Jakie mundurki?
(RDN Małopolska)
2007-04-18
Już nie pytają czy będą nosili mundurki, ale jakie one będą. Nie skończyły się problemy z pomysłem Ministra Edukacji w sprawie ujednolicenia szkolnego ubioru. Wśród uczniów trwają prawdziwe boje, jakie kroje wybrać. Co prawda wybór jest duży ale i rozpiętość cenowa jest spora.
I tu pojawia się problem, co zrobić z biednymi uczniami. Minister obiecał dotację, ale na razie do gmin nie spłynęły żadne pieniądze. Codziennie na biurko Bogusława Biernata, dyrektora z Gimnazjum nr 1 w Brzesku spływa kilka ofert od firm krawieckich. Wybór mundurków jest olbrzymi. I trudno się na coś zdecydować. I będzie z tym spory problem. Uczniowie wiedzą, że nie ma odwrotu. Jednakowy strój będzie obowiązywał od 1 września, tak zadecydowali posłowie. Teraz uczniowie zastanawiają się, jakie stroje wybrać. Każdy ma swój gust i przyzwyczajenia. Więc w szkołach toczą się prawdziwe boje. Choć wybór jest duży, to jednak za mundurek muszą zapłacić rodzice. Średni koszt to około 200 złotych. Nie wszystkich stać aby wydać taką kwotę.
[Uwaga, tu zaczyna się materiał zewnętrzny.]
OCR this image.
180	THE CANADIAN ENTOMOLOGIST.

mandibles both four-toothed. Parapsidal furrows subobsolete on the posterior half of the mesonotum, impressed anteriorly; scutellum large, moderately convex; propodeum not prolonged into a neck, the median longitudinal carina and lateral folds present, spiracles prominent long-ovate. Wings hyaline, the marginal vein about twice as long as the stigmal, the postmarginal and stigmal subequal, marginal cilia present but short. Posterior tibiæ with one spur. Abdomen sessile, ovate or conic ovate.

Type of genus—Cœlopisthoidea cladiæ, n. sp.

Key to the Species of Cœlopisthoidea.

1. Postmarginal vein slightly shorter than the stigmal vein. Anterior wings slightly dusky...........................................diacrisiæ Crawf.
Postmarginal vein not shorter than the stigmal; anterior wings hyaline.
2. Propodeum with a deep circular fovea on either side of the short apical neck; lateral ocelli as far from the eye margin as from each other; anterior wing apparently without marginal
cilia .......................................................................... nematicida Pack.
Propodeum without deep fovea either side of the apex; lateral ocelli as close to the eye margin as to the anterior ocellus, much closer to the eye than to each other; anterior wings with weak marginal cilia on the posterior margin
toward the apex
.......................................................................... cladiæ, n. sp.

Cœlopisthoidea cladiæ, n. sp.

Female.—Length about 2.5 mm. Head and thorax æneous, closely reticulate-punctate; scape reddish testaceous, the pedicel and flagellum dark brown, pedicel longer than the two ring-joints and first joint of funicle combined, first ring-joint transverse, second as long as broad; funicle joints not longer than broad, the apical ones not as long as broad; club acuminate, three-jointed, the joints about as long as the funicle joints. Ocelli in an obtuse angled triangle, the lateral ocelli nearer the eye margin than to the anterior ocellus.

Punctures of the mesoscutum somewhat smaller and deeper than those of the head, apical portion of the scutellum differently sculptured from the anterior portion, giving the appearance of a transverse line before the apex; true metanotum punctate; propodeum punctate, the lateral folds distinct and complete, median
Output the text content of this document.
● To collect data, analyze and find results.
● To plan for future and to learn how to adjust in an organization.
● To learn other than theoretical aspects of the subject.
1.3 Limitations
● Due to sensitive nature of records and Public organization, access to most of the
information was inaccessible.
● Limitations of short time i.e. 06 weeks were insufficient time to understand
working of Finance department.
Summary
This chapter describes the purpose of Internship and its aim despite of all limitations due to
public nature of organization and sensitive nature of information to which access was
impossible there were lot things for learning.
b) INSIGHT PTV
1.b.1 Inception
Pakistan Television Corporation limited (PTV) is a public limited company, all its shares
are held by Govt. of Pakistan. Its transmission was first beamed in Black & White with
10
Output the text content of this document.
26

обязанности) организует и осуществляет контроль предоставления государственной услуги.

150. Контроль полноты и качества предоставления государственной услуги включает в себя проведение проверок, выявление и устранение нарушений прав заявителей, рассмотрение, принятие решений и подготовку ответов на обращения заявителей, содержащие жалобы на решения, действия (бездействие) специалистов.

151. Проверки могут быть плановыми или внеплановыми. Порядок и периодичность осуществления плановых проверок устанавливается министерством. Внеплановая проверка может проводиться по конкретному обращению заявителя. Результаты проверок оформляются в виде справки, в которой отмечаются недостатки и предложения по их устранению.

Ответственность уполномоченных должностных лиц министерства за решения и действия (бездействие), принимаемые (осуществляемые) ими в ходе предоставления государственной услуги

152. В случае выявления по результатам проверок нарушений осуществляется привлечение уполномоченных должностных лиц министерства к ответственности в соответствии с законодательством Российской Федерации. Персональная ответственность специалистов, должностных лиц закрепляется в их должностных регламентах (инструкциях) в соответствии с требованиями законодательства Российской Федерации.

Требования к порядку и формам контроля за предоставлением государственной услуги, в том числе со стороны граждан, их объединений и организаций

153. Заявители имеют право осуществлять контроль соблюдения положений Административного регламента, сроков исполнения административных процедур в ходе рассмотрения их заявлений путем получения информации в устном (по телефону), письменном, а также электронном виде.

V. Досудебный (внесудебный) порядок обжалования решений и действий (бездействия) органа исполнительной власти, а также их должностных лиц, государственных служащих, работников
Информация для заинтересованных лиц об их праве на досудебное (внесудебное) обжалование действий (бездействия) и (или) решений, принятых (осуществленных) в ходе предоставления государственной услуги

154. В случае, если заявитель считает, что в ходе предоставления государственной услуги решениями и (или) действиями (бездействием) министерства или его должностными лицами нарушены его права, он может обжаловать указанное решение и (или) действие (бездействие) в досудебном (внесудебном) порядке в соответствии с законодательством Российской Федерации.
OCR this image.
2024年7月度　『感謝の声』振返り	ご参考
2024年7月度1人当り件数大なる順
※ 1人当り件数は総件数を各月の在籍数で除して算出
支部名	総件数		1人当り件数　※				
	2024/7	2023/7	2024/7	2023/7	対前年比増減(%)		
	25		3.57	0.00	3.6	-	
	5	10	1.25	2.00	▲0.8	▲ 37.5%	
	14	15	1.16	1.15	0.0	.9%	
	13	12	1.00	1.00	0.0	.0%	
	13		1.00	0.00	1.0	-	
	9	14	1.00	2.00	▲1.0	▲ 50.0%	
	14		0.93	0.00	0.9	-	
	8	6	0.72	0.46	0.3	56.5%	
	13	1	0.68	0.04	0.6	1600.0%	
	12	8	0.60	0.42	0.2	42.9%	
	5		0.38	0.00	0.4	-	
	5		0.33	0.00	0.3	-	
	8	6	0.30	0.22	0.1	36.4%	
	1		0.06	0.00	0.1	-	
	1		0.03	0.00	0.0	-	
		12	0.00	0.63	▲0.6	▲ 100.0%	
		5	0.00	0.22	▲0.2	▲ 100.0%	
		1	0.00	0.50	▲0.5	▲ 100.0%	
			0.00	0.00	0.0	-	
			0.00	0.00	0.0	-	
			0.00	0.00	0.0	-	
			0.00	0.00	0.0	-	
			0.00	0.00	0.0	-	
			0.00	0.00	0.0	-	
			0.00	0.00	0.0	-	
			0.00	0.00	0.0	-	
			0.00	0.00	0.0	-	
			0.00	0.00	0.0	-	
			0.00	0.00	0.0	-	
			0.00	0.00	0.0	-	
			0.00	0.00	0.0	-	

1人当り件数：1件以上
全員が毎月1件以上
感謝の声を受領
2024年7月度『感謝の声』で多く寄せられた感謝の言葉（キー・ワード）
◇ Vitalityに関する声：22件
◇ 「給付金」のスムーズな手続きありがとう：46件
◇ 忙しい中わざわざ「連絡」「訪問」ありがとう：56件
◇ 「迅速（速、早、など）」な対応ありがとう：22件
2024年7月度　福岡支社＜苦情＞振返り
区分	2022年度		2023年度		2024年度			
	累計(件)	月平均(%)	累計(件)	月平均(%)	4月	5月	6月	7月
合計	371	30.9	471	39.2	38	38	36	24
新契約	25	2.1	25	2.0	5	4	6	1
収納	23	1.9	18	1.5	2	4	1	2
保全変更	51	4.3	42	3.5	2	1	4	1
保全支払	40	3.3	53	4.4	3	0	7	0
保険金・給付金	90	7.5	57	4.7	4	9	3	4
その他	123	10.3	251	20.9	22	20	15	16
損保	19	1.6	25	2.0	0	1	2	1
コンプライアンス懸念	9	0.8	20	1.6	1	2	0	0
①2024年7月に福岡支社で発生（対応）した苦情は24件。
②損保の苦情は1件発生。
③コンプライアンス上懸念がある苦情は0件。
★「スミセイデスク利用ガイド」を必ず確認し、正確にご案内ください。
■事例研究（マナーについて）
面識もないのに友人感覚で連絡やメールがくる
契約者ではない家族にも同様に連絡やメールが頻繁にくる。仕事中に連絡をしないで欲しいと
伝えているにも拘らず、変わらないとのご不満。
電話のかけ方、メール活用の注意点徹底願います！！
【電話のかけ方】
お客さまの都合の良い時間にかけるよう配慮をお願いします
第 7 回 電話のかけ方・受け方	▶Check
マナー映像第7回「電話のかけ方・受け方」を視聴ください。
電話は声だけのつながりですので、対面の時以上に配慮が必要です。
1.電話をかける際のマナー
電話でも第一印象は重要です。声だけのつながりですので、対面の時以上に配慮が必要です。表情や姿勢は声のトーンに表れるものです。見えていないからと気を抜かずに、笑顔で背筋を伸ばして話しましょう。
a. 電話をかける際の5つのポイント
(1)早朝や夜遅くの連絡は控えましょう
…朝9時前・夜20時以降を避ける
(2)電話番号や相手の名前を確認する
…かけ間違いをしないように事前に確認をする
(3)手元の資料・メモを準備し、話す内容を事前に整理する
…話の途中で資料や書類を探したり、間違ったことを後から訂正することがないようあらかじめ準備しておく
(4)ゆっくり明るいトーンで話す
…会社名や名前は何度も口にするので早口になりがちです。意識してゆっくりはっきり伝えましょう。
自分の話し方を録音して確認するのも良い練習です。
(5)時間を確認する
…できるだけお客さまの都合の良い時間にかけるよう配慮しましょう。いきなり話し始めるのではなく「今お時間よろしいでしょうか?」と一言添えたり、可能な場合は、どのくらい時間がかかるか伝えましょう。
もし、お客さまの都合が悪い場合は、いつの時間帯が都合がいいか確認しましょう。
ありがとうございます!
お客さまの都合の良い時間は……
Szkoły liczą na pomoc sponsorów no i oczywiście Ministerstwa. Gmina jednak nie dostała na ten cel ani złotówki. Nie ma się chyba co dziwić, bo to nie pierwszy raz kiedy kończy się na obietnicach. Burmistrz Jan Musiał liczy jednak, ze tym razem będzie inaczej, bo w we własnym budżecie na ma pieniędzy na zakup szkolnych strojów.